Winter wasn’t at Thursday’s meeting.

“For some time, Tom Winter has been acquiring property on Levasseur Street east of the recently completed townhome project at the corner of Levasseur and Clay Street,” explained MRA assistant director Chris Behan. “He has determined that he will be able to obtain two of the three properties he sought.”

Behan said one of the two buildings on the site is structurally unsound and has become “very difficult” to secure from people breaking in to vandalize it, party and start fires.

“The Missoula Police Department has contacted Mr. Winter to say that they are not able to keep the building secure and asking him to remove it as soon as possible,” Behan said.

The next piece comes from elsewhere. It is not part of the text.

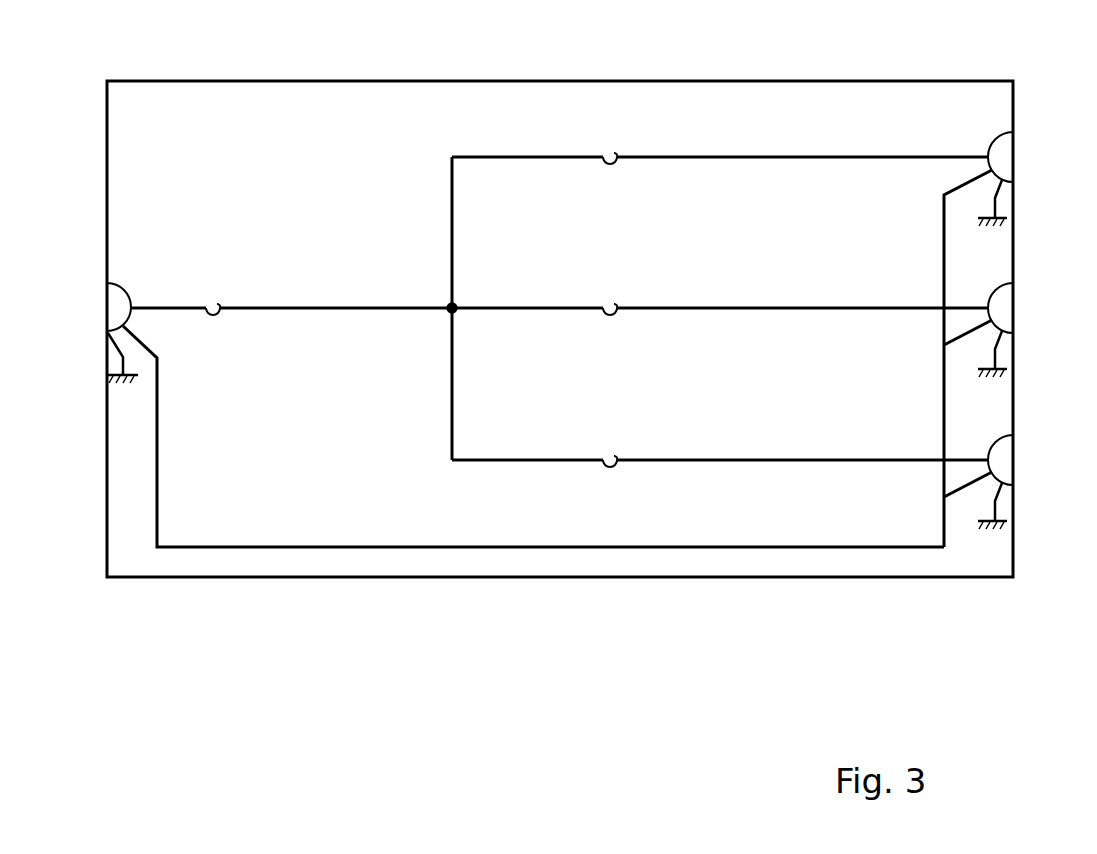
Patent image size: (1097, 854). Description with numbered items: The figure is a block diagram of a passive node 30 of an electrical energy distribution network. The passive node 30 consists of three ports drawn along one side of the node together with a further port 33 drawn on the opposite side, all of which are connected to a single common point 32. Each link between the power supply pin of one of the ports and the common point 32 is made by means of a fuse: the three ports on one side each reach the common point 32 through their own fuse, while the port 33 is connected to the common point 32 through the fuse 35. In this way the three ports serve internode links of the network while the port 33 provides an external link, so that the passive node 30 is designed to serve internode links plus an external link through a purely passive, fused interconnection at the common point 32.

The board also voted to approve a request from the Woodbury Corp. to proceed with demolishing the old Best Bet Casino building at 3620 Brooks St. to make way for a new AT&T retail store. Woodbury Corp. is the company that developed the entire South Crossing site, which holds the Cabela’s and other businesses. Company representative Kraig Erickson also mentioned that Woodbury recently sold a large plot of land to the south to another unnamed company, and said the plans for that site are “very exciting” although he can’t announce anything yet.

The board also heard from architect David Gray of DVG Architecture and Planning. He’s been working with Nick Caras, the owner of the Radio Central Building on East Main Street downtown, on a project to tear off the sheet metal from the façade of the historic building to reveal its original stone pillars and windows.

“There’s beautiful stone columns,” Gray explained. “The masonry is in fantastic shape. It’s filthy, but there’s beautiful granite stonework. It’s probably one of the prettiest buildings in downtown. We found something that’s a real treasure on that street.”

Gray said they’ll probably ask for Façade Improvement Program funding in the future to help with the cost of removing the metal. He presented the board with architectural renderings and an old photo of what the original building looked like.

With the new Conflux Brewery down the street, a new Missoula Public Library being built a block away and plans for a new six-story AC by Marriott hotel next door, Gray said that section of downtown would benefit from a restored Radio Central Building.

“We would like to restore it but we’re gonna need your help to do it,” he said.

Behan told the board that funding in the Front Street Urban Renewal District is running low, but he hopes to work with Gray in the future to put a viable application before the board.

In the city’s Urban Renewal Districts, property taxes generated by new projects built since they were created are diverted away from the city’s general fund and used as Tax Increment Financing or Façade Improvement Program funds for projects that are supposed to benefit the public.